Les gouvernements d’Australie, du Canada, de Chypre, du Danemark, d’Israël et de Singapour sont probablement des clients de logiciels espions développés par la société israélienne Paragon Solutions, selon un nouveau rapport du Citizen Lab.

Paragon, fondé en 2019 par Ehud Barak et Ehud Schneorson, est le fabricant d’un outil de surveillance appelé graphite capable de récolter des données sensibles à partir d’applications de messagerie instantanée sur un appareil.

Cybersécurité

Le laboratoire interdisciplinaire a déclaré avoir identifié les six gouvernements comme des “déploiements de parangon présumés” après la cartographie de l’infrastructure du serveur soupçonné d’être associée aux logiciels espions.

Le développement intervient près de deux mois après que WhatsApp, une méta-apparue, a déclaré qu’il avait informé environ 90 journalistes et membres de la société civile qui, selon lui, étaient ciblés par le graphite. Les attaques ont été perturbées en décembre 2024.

Les cibles de ces attaques comprenaient des individus répartis sur deux douzaines de pays, dont plusieurs en Europe comme la Belgique, la Grèce, la Lettonie, la Lituanie, l’Autriche, Chypre, la République tchèque, le Danemark, l’Allemagne, les Pays-Bas, le Portugal, l’Espagne et la Suède.

“Ceci est le dernier exemple de la raison pour laquelle les sociétés d’espionnage doivent être tenues responsables de leurs actions illégales”, a déclaré à l’époque un porte-parole de WhatsApp au Hacker News. “WhatsApp continuera de protéger la capacité des gens à communiquer en privé.”

Dans ces attaques, des cibles ont été ajoutées à un groupe WhatsApp, puis ont envoyé un document PDF, qui est par la suite analysé automatiquement pour déclencher la vulnérabilité zéro-jour désormais porgée et charger les logiciels spy le graphite.
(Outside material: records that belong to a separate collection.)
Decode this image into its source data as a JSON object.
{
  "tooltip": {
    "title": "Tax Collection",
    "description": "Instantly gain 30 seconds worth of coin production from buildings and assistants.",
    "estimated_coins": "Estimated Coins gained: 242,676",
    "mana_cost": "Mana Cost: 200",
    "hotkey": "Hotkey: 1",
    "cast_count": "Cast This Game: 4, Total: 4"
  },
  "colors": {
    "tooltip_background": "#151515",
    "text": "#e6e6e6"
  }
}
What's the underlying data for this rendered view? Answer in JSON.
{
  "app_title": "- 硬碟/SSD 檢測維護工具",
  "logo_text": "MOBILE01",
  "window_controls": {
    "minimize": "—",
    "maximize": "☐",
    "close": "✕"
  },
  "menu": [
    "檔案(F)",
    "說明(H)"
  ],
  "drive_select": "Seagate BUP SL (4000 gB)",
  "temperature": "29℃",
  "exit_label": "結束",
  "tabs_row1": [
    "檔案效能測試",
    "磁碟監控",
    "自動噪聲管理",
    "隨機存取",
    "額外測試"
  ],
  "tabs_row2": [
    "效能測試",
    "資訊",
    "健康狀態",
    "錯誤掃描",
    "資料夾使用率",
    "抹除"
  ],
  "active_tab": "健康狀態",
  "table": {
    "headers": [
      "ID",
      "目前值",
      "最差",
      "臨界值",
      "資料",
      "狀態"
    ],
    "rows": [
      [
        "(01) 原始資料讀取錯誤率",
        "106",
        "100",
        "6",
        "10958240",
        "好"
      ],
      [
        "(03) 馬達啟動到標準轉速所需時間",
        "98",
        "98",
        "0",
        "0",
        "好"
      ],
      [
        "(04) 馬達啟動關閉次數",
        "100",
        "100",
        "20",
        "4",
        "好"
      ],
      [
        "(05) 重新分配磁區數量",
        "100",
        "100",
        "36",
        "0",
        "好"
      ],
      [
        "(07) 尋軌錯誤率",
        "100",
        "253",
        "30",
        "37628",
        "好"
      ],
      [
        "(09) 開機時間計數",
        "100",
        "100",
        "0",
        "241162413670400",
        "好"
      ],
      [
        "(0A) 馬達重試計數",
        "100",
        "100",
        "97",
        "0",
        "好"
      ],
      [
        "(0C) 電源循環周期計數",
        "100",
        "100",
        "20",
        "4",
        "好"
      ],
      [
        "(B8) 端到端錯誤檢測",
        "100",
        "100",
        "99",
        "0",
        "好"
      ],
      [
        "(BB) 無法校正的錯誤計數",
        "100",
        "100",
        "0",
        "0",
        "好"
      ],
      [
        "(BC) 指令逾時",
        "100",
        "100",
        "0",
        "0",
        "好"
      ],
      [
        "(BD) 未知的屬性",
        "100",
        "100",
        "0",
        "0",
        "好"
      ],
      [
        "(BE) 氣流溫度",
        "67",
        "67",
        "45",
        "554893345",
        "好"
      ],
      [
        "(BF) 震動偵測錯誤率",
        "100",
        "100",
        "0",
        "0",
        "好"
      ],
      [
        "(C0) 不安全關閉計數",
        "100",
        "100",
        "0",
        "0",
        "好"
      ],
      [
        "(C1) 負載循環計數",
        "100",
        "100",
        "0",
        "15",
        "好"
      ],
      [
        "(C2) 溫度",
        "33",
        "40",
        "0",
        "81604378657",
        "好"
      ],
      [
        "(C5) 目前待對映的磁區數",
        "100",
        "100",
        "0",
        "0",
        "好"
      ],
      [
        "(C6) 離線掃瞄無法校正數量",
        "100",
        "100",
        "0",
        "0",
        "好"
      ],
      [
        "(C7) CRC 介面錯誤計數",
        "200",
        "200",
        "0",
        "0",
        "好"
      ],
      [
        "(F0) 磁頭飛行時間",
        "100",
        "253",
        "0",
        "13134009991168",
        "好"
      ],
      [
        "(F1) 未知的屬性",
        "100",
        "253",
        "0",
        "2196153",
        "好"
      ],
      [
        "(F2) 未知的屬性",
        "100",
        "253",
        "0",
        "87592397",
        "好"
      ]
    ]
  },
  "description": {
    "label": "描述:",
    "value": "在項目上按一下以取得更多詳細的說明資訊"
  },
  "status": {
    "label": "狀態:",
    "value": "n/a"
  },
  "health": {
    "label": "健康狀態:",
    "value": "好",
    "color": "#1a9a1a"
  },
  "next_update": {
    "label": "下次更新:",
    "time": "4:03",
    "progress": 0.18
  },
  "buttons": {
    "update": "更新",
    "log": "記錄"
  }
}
L’étape finale implique d’échapper au bac à sable Android pour compromettre d’autres applications sur les appareils ciblés.

Une enquête plus approfondie sur les appareils Android piratés a découvert un artefact médico-légal surnommé BigPrepretzel qui est soupçonné d’identifier de manière unique les infections avec des logiciels espions en graphite de Paragon.

Cybersécurité

Des preuves ont également trouvé des preuves d’une infection probable paragon ciblant un iPhone appartenant à un fondateur basé en Italie des réfugiés d’organisation en Libye en juin 2024. Apple a depuis abordé le vecteur d’attaque avec la libération d’iOS 18.

“Les attaques de logiciels spymétriques mercenaires comme celle-ci sont extrêmement sophistiquées, coûtent des millions de dollars à développer, ont souvent une courte durée de conservation et sont utilisées pour cibler des individus spécifiques en raison de qui ils sont ou de ce qu’ils font”, a déclaré Apple dans un communiqué.

“Après avoir détecté les attaques en question, nos équipes de sécurité ont rapidement développé et déployé un correctif dans la version initiale d’iOS 18 pour protéger les utilisateurs de l’iPhone, et ont envoyé des notifications de menace Apple pour informer et aider les utilisateurs qui pourraient avoir été ciblés individuellement.”